At a projected cost ranging from $1.5 billion to $2 billion, the Nexus Pipeline would send Marcellus and Utica natural gas northwest from Harrison County to the Detroit area. Spectra officials believe the project will generate 6,800 construction jobs, as well as an $830 million economic impact for Ohio.

However, the FERC continues reviewing this pipeline, including comments from some who hope regulators halt the project.

“The industry claims that natural gas is clean, but in fact the front-end process of obtaining it is no better and possibly worse than the practice of burning coal for energy,” a comment filed by Climax, Mich., resident and Nexus Pipeline opponent Gary Schoen states.

As natural gas prices slowly recover to make drilling more economically feasible for producers, they are still waiting on several pipeline projects to receive FERC approval.
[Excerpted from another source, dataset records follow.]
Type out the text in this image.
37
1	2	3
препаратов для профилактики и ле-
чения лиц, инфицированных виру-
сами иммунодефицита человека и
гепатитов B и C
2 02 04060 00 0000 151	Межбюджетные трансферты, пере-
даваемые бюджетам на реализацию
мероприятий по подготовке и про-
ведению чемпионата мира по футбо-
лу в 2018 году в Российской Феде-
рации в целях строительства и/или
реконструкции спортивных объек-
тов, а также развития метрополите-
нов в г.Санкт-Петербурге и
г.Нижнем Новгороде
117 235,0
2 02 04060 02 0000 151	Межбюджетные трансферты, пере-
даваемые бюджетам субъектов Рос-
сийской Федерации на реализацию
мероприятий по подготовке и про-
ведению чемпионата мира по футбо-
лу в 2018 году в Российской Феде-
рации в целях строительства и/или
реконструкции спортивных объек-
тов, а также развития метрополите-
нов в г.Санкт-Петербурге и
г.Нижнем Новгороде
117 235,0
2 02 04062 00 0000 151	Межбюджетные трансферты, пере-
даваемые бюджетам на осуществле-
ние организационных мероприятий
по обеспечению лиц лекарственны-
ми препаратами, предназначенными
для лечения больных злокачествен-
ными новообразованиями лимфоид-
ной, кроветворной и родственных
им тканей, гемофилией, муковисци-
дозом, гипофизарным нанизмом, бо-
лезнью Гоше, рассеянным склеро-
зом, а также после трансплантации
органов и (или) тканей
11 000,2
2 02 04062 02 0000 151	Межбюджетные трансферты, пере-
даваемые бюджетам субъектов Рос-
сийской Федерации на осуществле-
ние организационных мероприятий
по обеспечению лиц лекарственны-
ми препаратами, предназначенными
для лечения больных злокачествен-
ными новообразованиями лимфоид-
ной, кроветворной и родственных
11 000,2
In addition to the Nexus, these include the Atlantic Coast Pipeline, which would run from Tyler County to North Carolina; the Rover Pipeline, which would ship gas from West Virginia and Ohio to Michigan; the Leach XPress, which would run from the MarkWest Energy station in Marshall County all the way across Ohio; the Mountain Valley Pipeline, which would travel from the MarkWest Energy site in Wetzel County to a compressor station in Virginia; and the Mountaineer XPress, which would send gas from West Virginia, Ohio and Pennsylvania south to a Columbia Pipeline Group station in Leach, Ky.